There is much yet to be done in Sioux Falls, Smith said. The small city is growing, in part as a result of a $400 million gift for a world-class pediatric research center, which is expected to add thousands of medical personnel to an area that already is a regional medical center.

Sioux Falls also is a regional financial center because of state laws favorable to credit card companies that have located in the area. And the nation’s first oil refinery to be built in 30 years is expected to go up in that corner of southeastern South Dakota — Sioux Falls is about 100 miles north of Nebraska and about 15 miles from Minnesota.

More than 250,000 people live in metro Sioux Falls, which was ranked in 2008 by Forbes magazine as the nation’s number one “best small city for businesses and careers.” About 80 percent of those people never go to church and at least 110 languages are spoken in the region, Smith said.

Smith, president of the Dakota Baptist Convention, said he works closely with the Siouxland Association of Southern Baptists director of missions James Pratt and with local pastors: Jesse Moore of Ridgecrest Baptist and Sonrise Baptist churches, Al Peratt Sr. of Set Free South Dakota and a chaplain at the state penitentiary, Mark Kracke of Breaking Out and Nick Constant of Cross Roads Community Church. The Sioux Falls Korean Baptist Church is pastored by Hyongsik Oh, who also pastors a Korean congregation in Sioux City, Iowa.

Many additional churches are needed to reach the Anglo and ethnic people groups already in Sioux Falls, and more are arriving every day, Smith said.

This includes people from rural areas drawn to the state’s largest city in hopes of finding work, despite the fact that Sioux Fall’ economic outlook has slid downward as a result of the national economy.

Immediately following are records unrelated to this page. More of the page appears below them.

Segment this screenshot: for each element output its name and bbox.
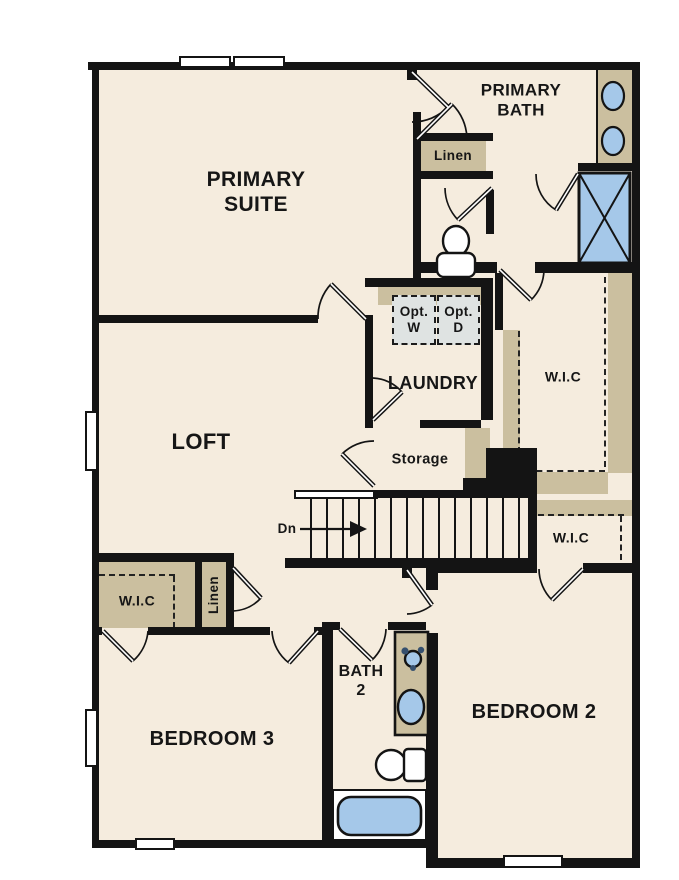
label-stairs-dn: Dn bbox=[278, 521, 297, 537]
wall-bedroom3-east bbox=[322, 630, 333, 842]
wall-wic-west bbox=[495, 273, 503, 330]
window-top-1 bbox=[179, 56, 231, 68]
room-label-primary-bath: PRIMARY BATH bbox=[481, 81, 562, 122]
wall-exterior-top bbox=[88, 62, 640, 70]
wall-linen-left-b bbox=[226, 558, 234, 628]
room-label-loft: LOFT bbox=[171, 429, 230, 455]
wall-block-b bbox=[486, 448, 537, 497]
wall-exterior-right bbox=[632, 70, 640, 868]
washer-label: Opt. W bbox=[400, 304, 429, 336]
wall-vanity-south bbox=[578, 163, 632, 171]
wall-bath-south-a bbox=[421, 262, 497, 273]
room-label-laundry: LAUNDRY bbox=[388, 373, 478, 395]
floor-plan: Opt. W Opt. D bbox=[0, 0, 679, 880]
wall-laundry-north bbox=[365, 278, 493, 287]
stair-railing bbox=[294, 490, 378, 499]
shelf-line bbox=[99, 574, 175, 576]
label-linen-left: Linen bbox=[206, 576, 222, 614]
wall-bedroom2-north-a bbox=[438, 563, 537, 573]
room-label-primary-suite: PRIMARY SUITE bbox=[207, 167, 306, 217]
wall-linen-north bbox=[413, 133, 493, 141]
wall-loft-north bbox=[99, 315, 318, 323]
dryer-box: Opt. D bbox=[437, 295, 480, 345]
room-label-bedroom3: BEDROOM 3 bbox=[150, 727, 275, 751]
wall-linen-south bbox=[413, 171, 493, 179]
wall-bath2-north-a bbox=[322, 622, 340, 630]
wall-bedroom3-north bbox=[148, 627, 270, 635]
wall-linen-left-a bbox=[195, 558, 202, 628]
shelf-line bbox=[518, 331, 520, 453]
room-label-wic-right: W.I.C bbox=[545, 369, 581, 386]
staircase bbox=[296, 497, 528, 558]
wall-laundry-east bbox=[481, 287, 493, 420]
wall-bedroom2-north-b bbox=[583, 563, 632, 573]
wall-toilet-nook bbox=[486, 190, 494, 234]
wall-laundry-south bbox=[420, 420, 481, 428]
wic-right-shelf-east bbox=[608, 273, 632, 473]
wall-hinge-stub bbox=[407, 70, 417, 80]
room-label-bath2: BATH 2 bbox=[339, 662, 384, 700]
wall-hinge-stub bbox=[402, 568, 412, 578]
shelf-line bbox=[604, 277, 606, 467]
wall-bedroom2-west-b bbox=[426, 633, 438, 842]
label-linen-top: Linen bbox=[434, 148, 472, 164]
wall-exterior-step bbox=[426, 840, 438, 866]
wall-wic-left-north bbox=[92, 553, 234, 562]
wall-bedroom3-north-stub bbox=[92, 627, 102, 635]
washer-box: Opt. W bbox=[392, 295, 436, 345]
window-bedroom3-bottom bbox=[135, 838, 175, 850]
shelf-line bbox=[620, 516, 622, 560]
room-label-bedroom2: BEDROOM 2 bbox=[472, 700, 597, 724]
room-label-storage: Storage bbox=[392, 451, 449, 468]
window-bedroom2-bottom bbox=[503, 855, 563, 868]
window-top-2 bbox=[233, 56, 285, 68]
window-loft-left bbox=[85, 411, 98, 471]
dryer-label: Opt. D bbox=[444, 304, 473, 336]
window-bedroom3-left bbox=[85, 709, 98, 767]
wall-laundry-west bbox=[365, 315, 373, 428]
wall-bedroom3-north-stub bbox=[314, 627, 322, 635]
room-label-wic-left: W.I.C bbox=[119, 593, 155, 610]
wall-bedroom2-west-a bbox=[426, 563, 438, 590]
wall-bath-south-b bbox=[535, 262, 632, 273]
shelf-line bbox=[173, 576, 175, 628]
room-label-wic-small: W.I.C bbox=[553, 530, 589, 547]
primary-bath-vanity bbox=[596, 70, 634, 163]
wall-bath2-north-b bbox=[388, 622, 426, 630]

“Just today we heard of another plant closing,” Smith said. “The anxiety level is really high. Every day there are more layoffs. People are starting to tighten their belts.”

It’s also affecting churches, Smith said. In 2007, Cross Pointe exceeded its $5,000 goal for the Lottie Moon Christmas Offering for International Missions by more than $1,000, so the goal was set at $7,000 for 2008.

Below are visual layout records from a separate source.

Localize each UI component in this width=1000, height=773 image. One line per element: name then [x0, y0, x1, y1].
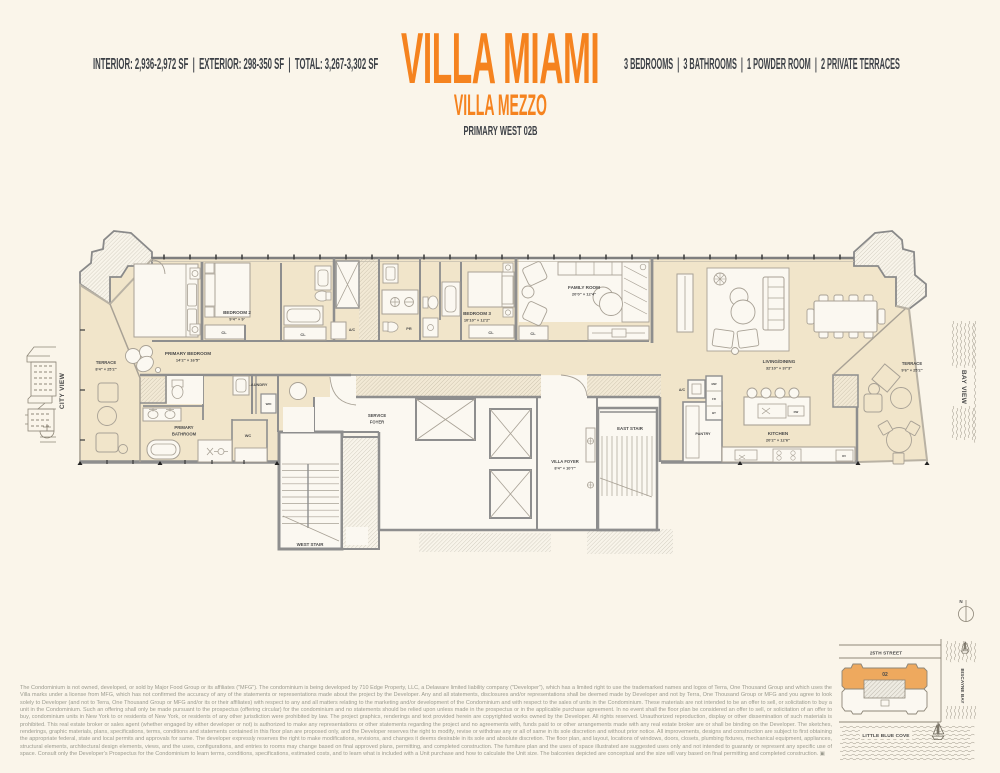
svg-text:BATHROOM: BATHROOM: [172, 432, 197, 437]
svg-text:DW: DW: [794, 410, 799, 414]
svg-text:MW: MW: [712, 382, 717, 386]
svg-text:W/D: W/D: [266, 402, 273, 406]
svg-text:25TH STREET: 25TH STREET: [870, 651, 902, 656]
svg-text:14’2” × 16’5”: 14’2” × 16’5”: [176, 358, 200, 363]
svg-text:OV: OV: [842, 454, 846, 458]
svg-text:VILLA FOYER: VILLA FOYER: [551, 459, 579, 464]
svg-text:PANTRY: PANTRY: [695, 432, 711, 436]
svg-text:LIVING/DINING: LIVING/DINING: [763, 359, 796, 364]
svg-text:20’2” × 12’6”: 20’2” × 12’6”: [766, 438, 790, 443]
svg-text:8’4” × 25’2”: 8’4” × 25’2”: [95, 367, 116, 372]
svg-text:CL: CL: [530, 331, 536, 336]
svg-text:WC: WC: [245, 433, 252, 438]
svg-text:A/C: A/C: [679, 388, 686, 392]
svg-text:CL: CL: [488, 330, 494, 335]
svg-text:FR: FR: [712, 397, 716, 401]
svg-text:20’0” × 12’4”: 20’0” × 12’4”: [572, 292, 596, 297]
svg-text:BISCAYNE BAY: BISCAYNE BAY: [960, 668, 965, 703]
svg-text:PRIMARY: PRIMARY: [174, 425, 193, 430]
svg-text:32’10” × 37’3”: 32’10” × 37’3”: [766, 366, 792, 371]
svg-text:BEDROOM 3: BEDROOM 3: [463, 311, 491, 316]
svg-text:CL: CL: [221, 330, 227, 335]
svg-text:WEST STAIR: WEST STAIR: [297, 542, 325, 547]
svg-text:CL: CL: [300, 332, 306, 337]
svg-text:BT: BT: [712, 411, 716, 415]
svg-text:LAUNDRY: LAUNDRY: [249, 382, 268, 387]
svg-text:PR: PR: [406, 326, 412, 331]
svg-text:BAY VIEW: BAY VIEW: [960, 370, 967, 405]
svg-text:FAMILY ROOM: FAMILY ROOM: [568, 285, 600, 290]
svg-text:PRIMARY BEDROOM: PRIMARY BEDROOM: [165, 351, 211, 356]
svg-text:KITCHEN: KITCHEN: [768, 431, 789, 436]
svg-text:10’10” × 12’2”: 10’10” × 12’2”: [464, 318, 490, 323]
svg-text:BEDROOM 2: BEDROOM 2: [223, 310, 251, 315]
svg-text:TERRACE: TERRACE: [96, 360, 116, 365]
svg-text:8’4” × 10’7”: 8’4” × 10’7”: [554, 466, 575, 471]
svg-text:9’4” × 9’: 9’4” × 9’: [229, 317, 244, 322]
svg-text:FOYER: FOYER: [370, 420, 384, 425]
svg-text:LITTLE BLUE COVE: LITTLE BLUE COVE: [862, 733, 910, 739]
svg-text:CITY VIEW: CITY VIEW: [59, 372, 66, 409]
svg-text:EAST STAIR: EAST STAIR: [617, 426, 644, 431]
svg-text:SERVICE: SERVICE: [368, 413, 387, 418]
svg-text:TERRACE: TERRACE: [902, 361, 922, 366]
svg-text:A/C: A/C: [349, 328, 356, 332]
svg-text:N: N: [959, 599, 962, 604]
svg-text:02: 02: [882, 672, 888, 678]
svg-text:9’6” × 25’2”: 9’6” × 25’2”: [901, 368, 922, 373]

The goal wasn’t reached by year’s end, in part because extremely cold weather kept people home a couple of Sundays. “Even in the Dakotas, not many get out when it’s 35 below zero,” Smith said with a grin, so the offering’s ending date was moved to Jan. 31.

Smith said God’s Kingdom work advances in the same way it does with missionaries overseas who reach out despite turbulent economies and vast numbers of unreached people: one by one.

“Just like our missionaries overseas, our members have reached out to their friends and co-workers who have a need — friendship, divorce, death in the family, whatever,” Smith said. “Every story is unique….

“This concept, that every member of our church needs to live like a foreign missionary in their community, to see where God is at work and join Him in it, means putting discipleship and evangelism back together,” the pastor continued. “It’s something we reaffirm every week…. Teaching God’s Word and putting it into practice, that is our primary task and also the unfinished task.”
Karen L. Willoughby is managing editor of the Louisiana Baptist Message and the Dakota Baptist newsjournals.